Atom Wave: Physics of the Impossible

Atom Wave

Sunday, November 02, 2008

Physics of the Impossible

The impossible is overrated. The magical machines of science fiction, from force fields, phasers, and teleporters aren’t as imaginary as advertised. In the fascinating new book by theoretical physicist Michio Kaku, the theoretical unknown is explored.


Physics of the Impossible

It turns out that the physical laws governing this world are very forgiving. You might never conjure up a perpetual motion machine, but you can still build the next best things. While physics is widely considered by many to be incomplete, plenty is known already about the world down to the subatomic level and up to the great galaxy clusters.

In Star Trek, one of Mr. Picard’s favorite pastimes is vaporizing any starship that gets in his way. Why not, I would! The typical weapon of choice in the Federation is the Phaser; that as of yet has never been fully explained. All that is known is that they use superconducting crystals. Stepping away from the fictional, lasers and masers are the only known directed energy weapons known to physics today. Still, in order to destroy any large object today; you will still need something much meaner. Lasing materials are limited in power by their medium, typically a solid or a liquid. Eliminate that and you can achieve much higher energies. The most powerful known today is still a nuclear explosion. During the Reagan years, Edward Teller advocated the development of an x-ray laser pumped by an exploding hydrogen bomb.

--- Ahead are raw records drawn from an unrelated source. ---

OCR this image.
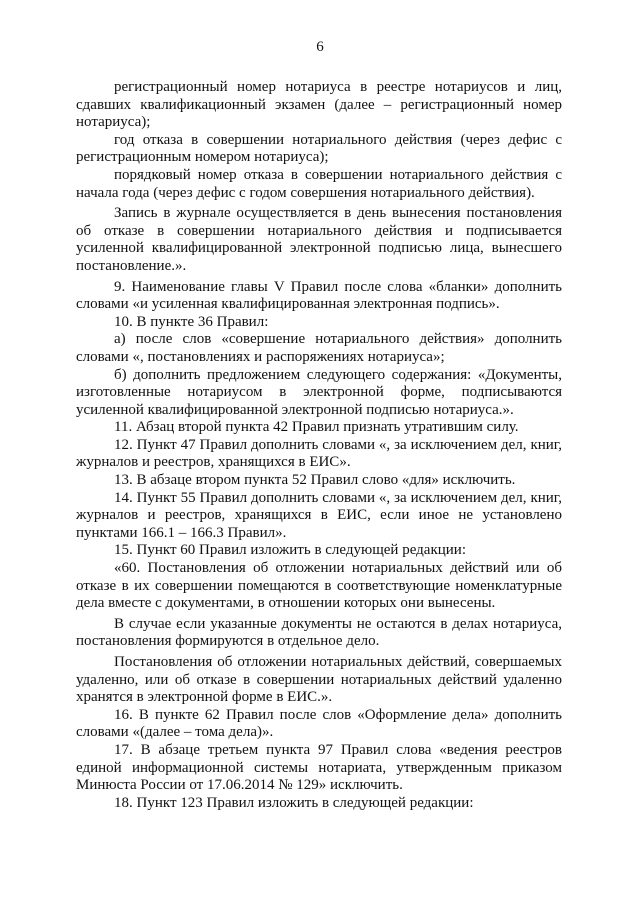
6

регистрационный номер нотариуса в реестре нотариусов и лиц, сдавших квалификационный экзамен (далее – регистрационный номер нотариуса);

год отказа в совершении нотариального действия (через дефис с регистрационным номером нотариуса);

порядковый номер отказа в совершении нотариального действия с начала года (через дефис с годом совершения нотариального действия).

Запись в журнале осуществляется в день вынесения постановления об отказе в совершении нотариального действия и подписывается усиленной квалифицированной электронной подписью лица, вынесшего постановление.».

9. Наименование главы V Правил после слова «бланки» дополнить словами «и усиленная квалифицированная электронная подпись».

10. В пункте 36 Правил:

а) после слов «совершение нотариального действия» дополнить словами «, постановлениях и распоряжениях нотариуса»;

б) дополнить предложением следующего содержания: «Документы, изготовленные нотариусом в электронной форме, подписываются усиленной квалифицированной электронной подписью нотариуса.».

11. Абзац второй пункта 42 Правил признать утратившим силу.

12. Пункт 47 Правил дополнить словами «, за исключением дел, книг, журналов и реестров, хранящихся в ЕИС».

13. В абзаце втором пункта 52 Правил слово «для» исключить.

14. Пункт 55 Правил дополнить словами «, за исключением дел, книг, журналов и реестров, хранящихся в ЕИС, если иное не установлено пунктами 166.1 – 166.3 Правил».

15. Пункт 60 Правил изложить в следующей редакции:

«60. Постановления об отложении нотариальных действий или об отказе в их совершении помещаются в соответствующие номенклатурные дела вместе с документами, в отношении которых они вынесены.

В случае если указанные документы не остаются в делах нотариуса, постановления формируются в отдельное дело.

Постановления об отложении нотариальных действий, совершаемых удаленно, или об отказе в совершении нотариальных действий удаленно хранятся в электронной форме в ЕИС.».

16. В пункте 62 Правил после слов «Оформление дела» дополнить словами «(далее – тома дела)».

17. В абзаце третьем пункта 97 Правил слова «ведения реестров единой информационной системы нотариата, утвержденным приказом Минюста России от 17.06.2014 № 129» исключить.

18. Пункт 123 Правил изложить в следующей редакции:
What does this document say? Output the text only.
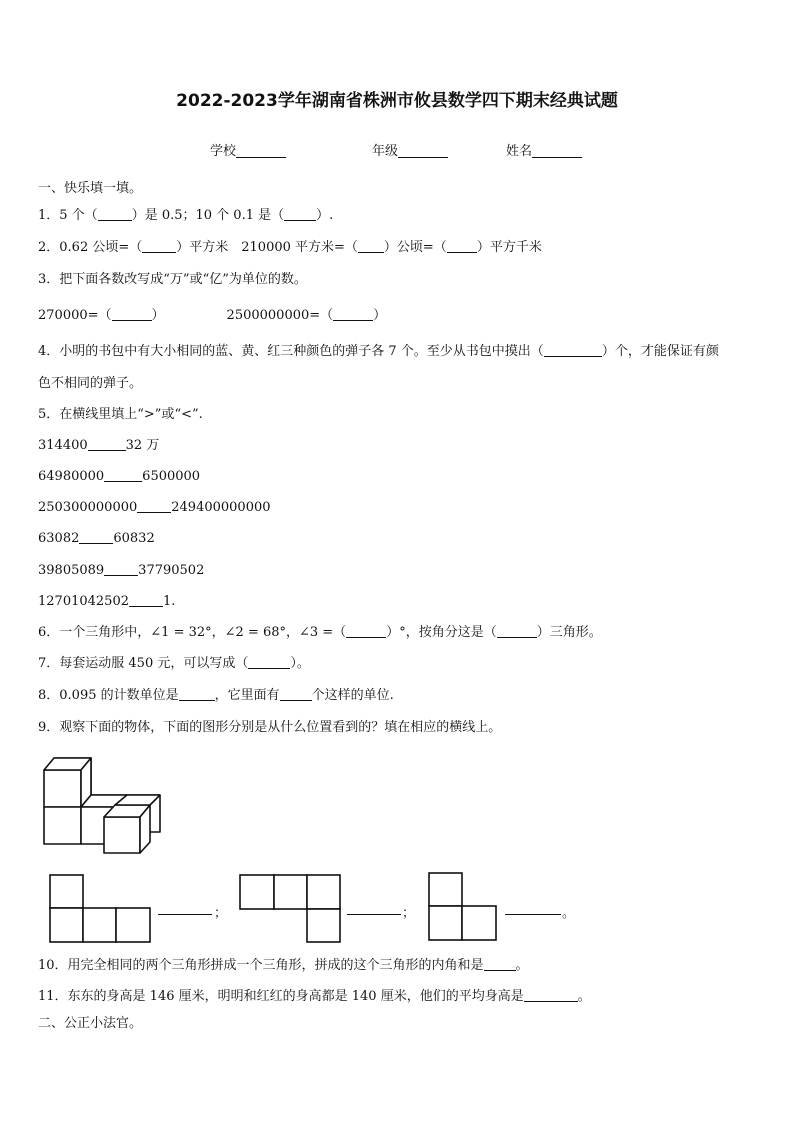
2022-2023学年湖南省株洲市攸县数学四下期末经典试题
学校	年级	姓名
一、快乐填一填。
1．5 个（	）是 0.5；10 个 0.1 是（ ）.
2．0.62 公顷=（	）平方米　210000 平方米=（ ）公顷=（ ）平方千米
3．把下面各数改写成“万”或“亿”为单位的数。
270000=（	）	2500000000=（	）
4．小明的书包中有大小相同的蓝、黄、红三种颜色的弹子各 7 个。至少从书包中摸出（	）个，才能保证有颜
色不相同的弹子。
5．在横线里填上“>”或“<”.
314400	32 万
64980000	6500000
250300000000	249400000000
63082	60832
39805089	37790502
12701042502	1.
6．一个三角形中，∠1 = 32°，∠2 = 68°，∠3 =（	）°，按角分这是（	）三角形。
7．每套运动服 450 元，可以写成（	）。
8．0.095 的计数单位是	，它里面有 个这样的单位.
9．观察下面的物体，下面的图形分别是从什么位置看到的？填在相应的横线上。
；	；	。
10．用完全相同的两个三角形拼成一个三角形，拼成的这个三角形的内角和是 。
11．东东的身高是 146 厘米，明明和红红的身高都是 140 厘米，他们的平均身高是	。
二、公正小法官。
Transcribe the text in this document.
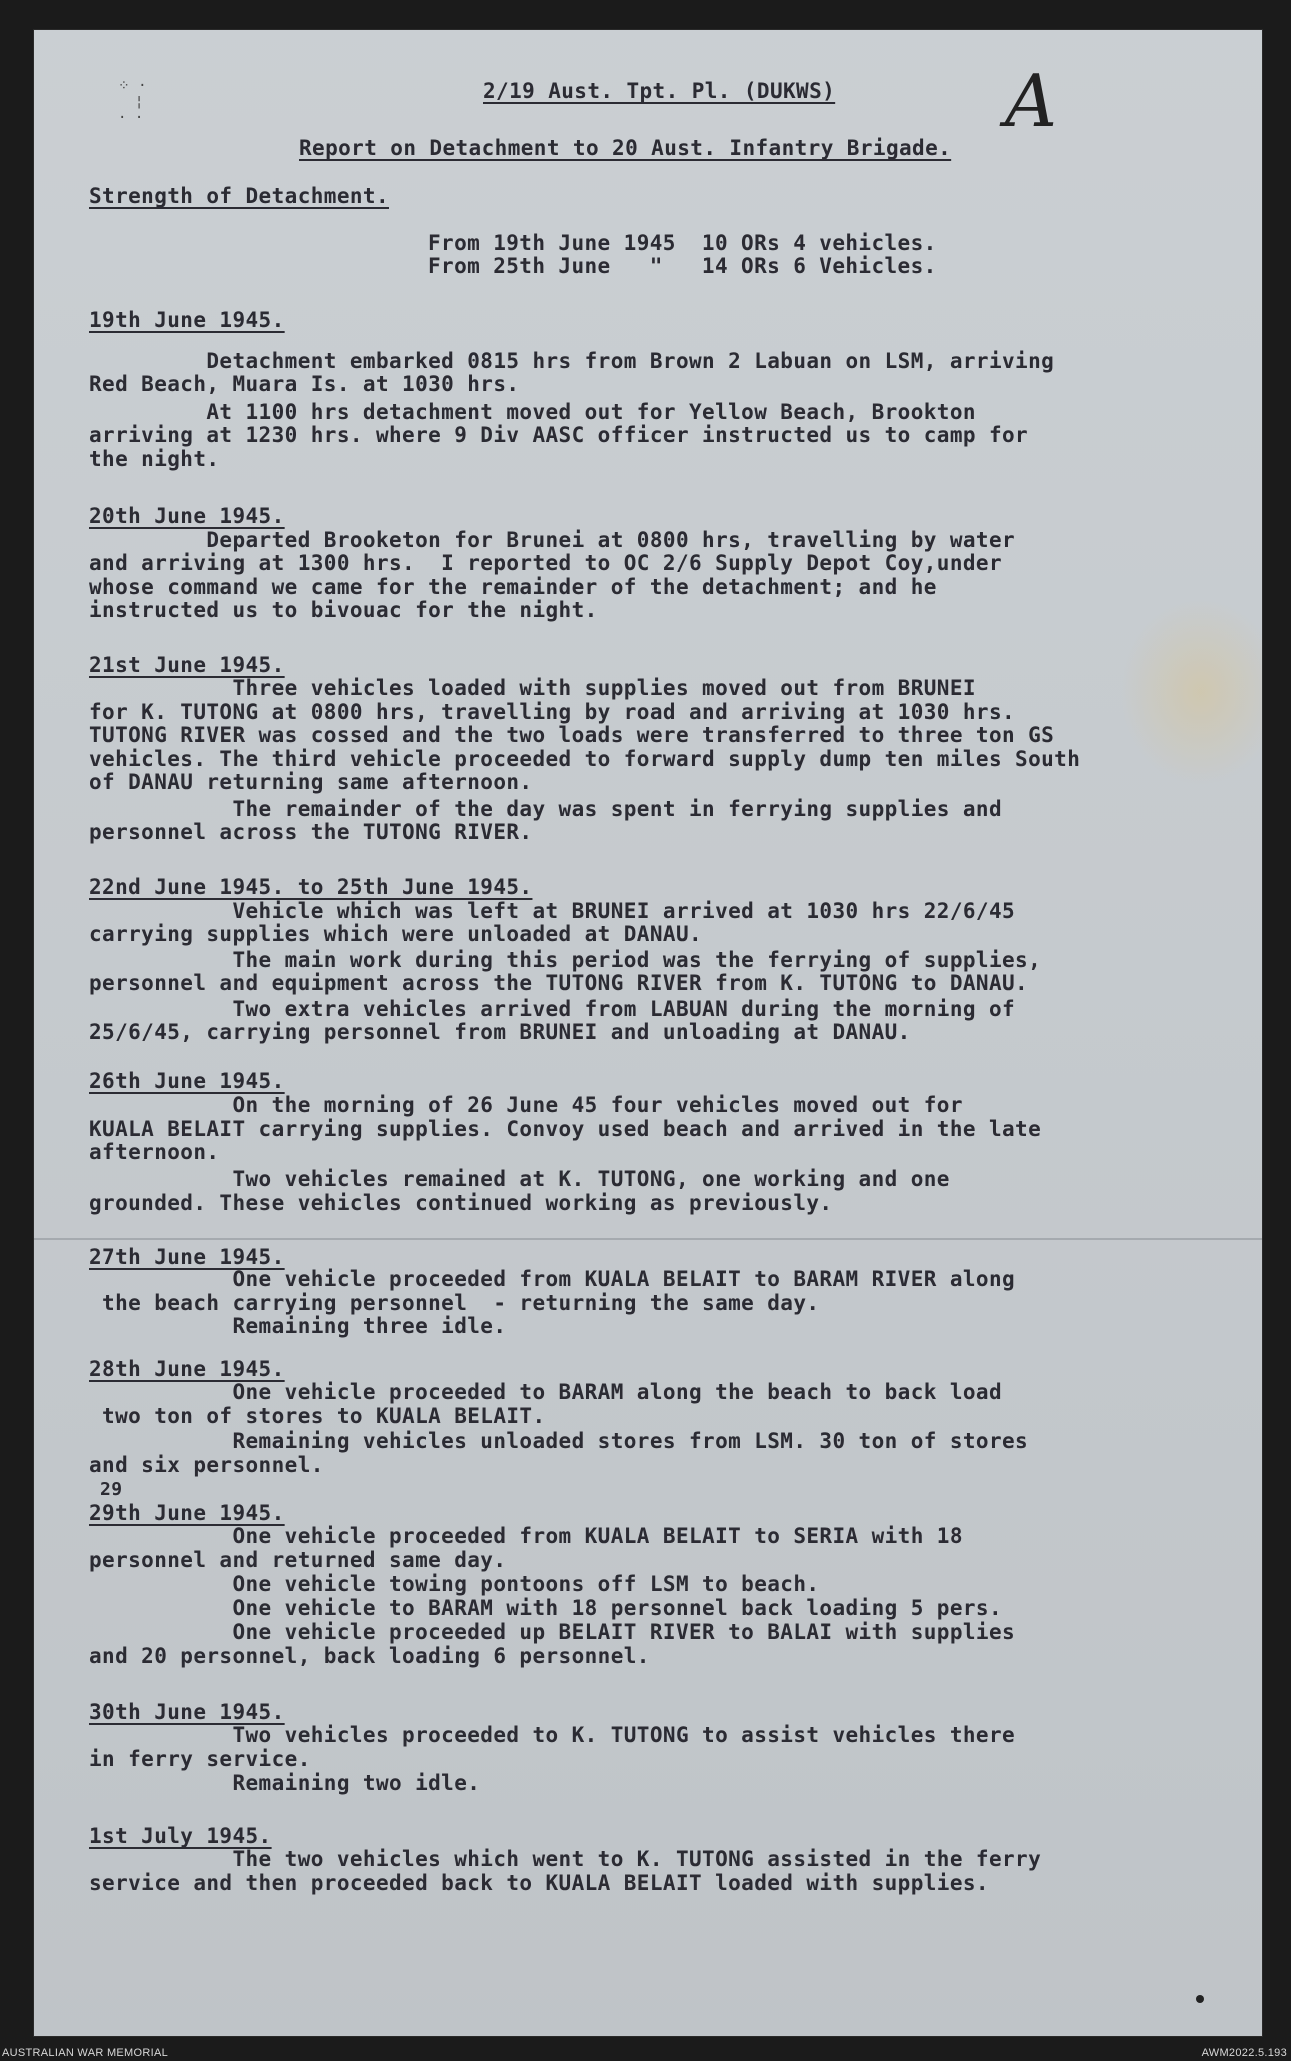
⁘ ·
¦
· ·
2/19 Aust. Tpt. Pl. (DUKWS)
Report on Detachment to 20 Aust. Infantry Brigade.
A
Strength of Detachment.
From 19th June 1945  10 ORs 4 vehicles.
From 25th June   "   14 ORs 6 Vehicles.
19th June 1945.
Detachment embarked 0815 hrs from Brown 2 Labuan on LSM, arriving
Red Beach, Muara Is. at 1030 hrs.
At 1100 hrs detachment moved out for Yellow Beach, Brookton
arriving at 1230 hrs. where 9 Div AASC officer instructed us to camp for
the night.
20th June 1945.
Departed Brooketon for Brunei at 0800 hrs, travelling by water
and arriving at 1300 hrs.  I reported to OC 2/6 Supply Depot Coy,under
whose command we came for the remainder of the detachment; and he
instructed us to bivouac for the night.
21st June 1945.
Three vehicles loaded with supplies moved out from BRUNEI
for K. TUTONG at 0800 hrs, travelling by road and arriving at 1030 hrs.
TUTONG RIVER was cossed and the two loads were transferred to three ton GS
vehicles. The third vehicle proceeded to forward supply dump ten miles South
of DANAU returning same afternoon.
The remainder of the day was spent in ferrying supplies and
personnel across the TUTONG RIVER.
22nd June 1945. to 25th June 1945.
Vehicle which was left at BRUNEI arrived at 1030 hrs 22/6/45
carrying supplies which were unloaded at DANAU.
The main work during this period was the ferrying of supplies,
personnel and equipment across the TUTONG RIVER from K. TUTONG to DANAU.
Two extra vehicles arrived from LABUAN during the morning of
25/6/45, carrying personnel from BRUNEI and unloading at DANAU.
26th June 1945.
On the morning of 26 June 45 four vehicles moved out for
KUALA BELAIT carrying supplies. Convoy used beach and arrived in the late
afternoon.
Two vehicles remained at K. TUTONG, one working and one
grounded. These vehicles continued working as previously.
27th June 1945.
One vehicle proceeded from KUALA BELAIT to BARAM RIVER along
the beach carrying personnel  - returning the same day.
Remaining three idle.
28th June 1945.
One vehicle proceeded to BARAM along the beach to back load
two ton of stores to KUALA BELAIT.
Remaining vehicles unloaded stores from LSM. 30 ton of stores
and six personnel.
29th June 1945.
One vehicle proceeded from KUALA BELAIT to SERIA with 18
personnel and returned same day.
One vehicle towing pontoons off LSM to beach.
One vehicle to BARAM with 18 personnel back loading 5 pers.
One vehicle proceeded up BELAIT RIVER to BALAI with supplies
and 20 personnel, back loading 6 personnel.
30th June 1945.
Two vehicles proceeded to K. TUTONG to assist vehicles there
in ferry service.
Remaining two idle.
1st July 1945.
The two vehicles which went to K. TUTONG assisted in the ferry
service and then proceeded back to KUALA BELAIT loaded with supplies.
29
AUSTRALIAN WAR MEMORIAL	AWM2022.5.193
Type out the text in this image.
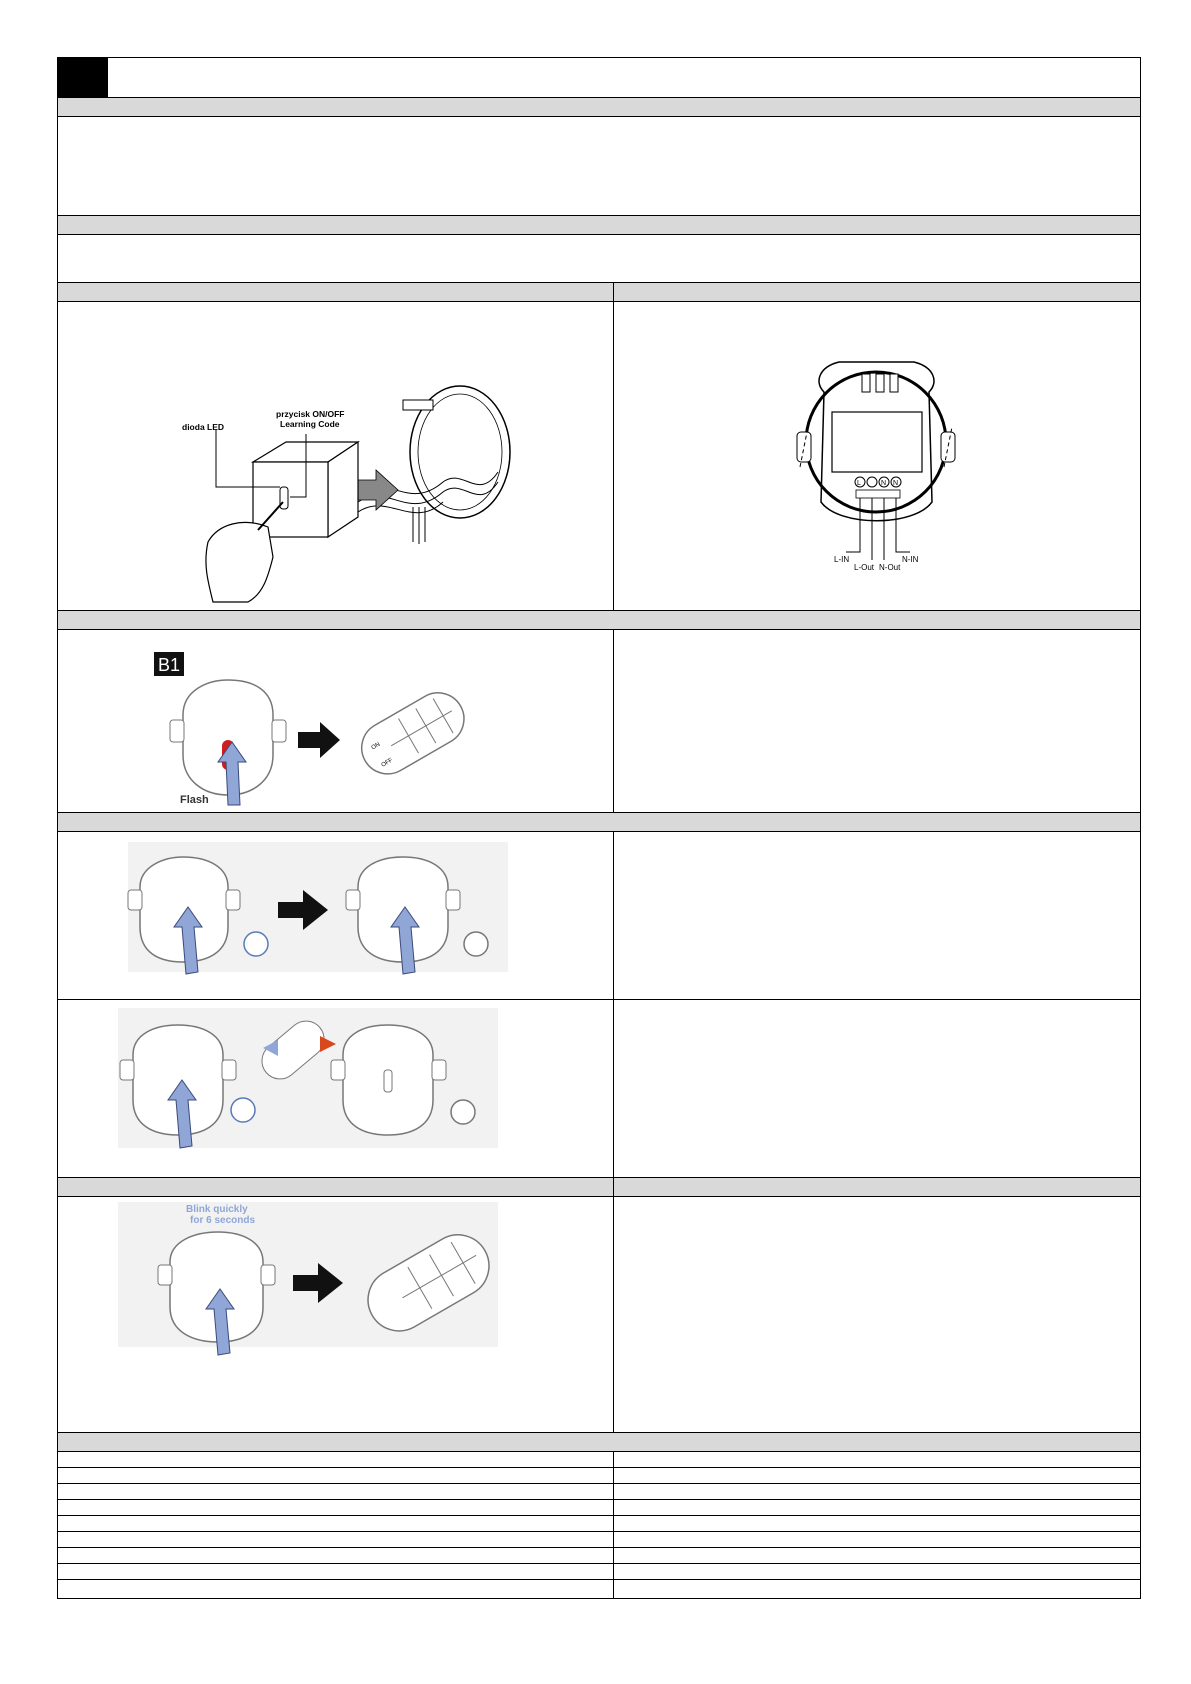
dioda LED
przycisk ON/OFF
Learning Code
L	N N
L-IN
L-Out N-Out
N-IN
B1
Flash
ON
OFF
Blink quickly
for 6 seconds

With the photon torpedoes in the sky, the captain must have by now ordered shields. Now as some of you know, in Star Trek shields are portrayed as force fields of a kind. They already exist, sort of. In 1995, Brookhaven physicist Ady Herschcovitch invented the plasma window. It won’t stop an incoming missile yet, but it can trap atmosphere. It works by trapping plasma within a grid of electric and magnetic fields.

Finally, with the Enterprise adrift and on fire: the captain and crew must abandon ship. Why did he think that he could take on the Borg fleet? No teleporter exists today that can transport a human, much less a molecule. There is hope. Physicists at the Niels Bohr Institute and the Max Plank Institute have teleported cesium atoms by quantum entanglement, but by just one yard.

This is just the beginning of the impossible. Much more awaits science in the decades and centuries to come, assuming that humans last that long.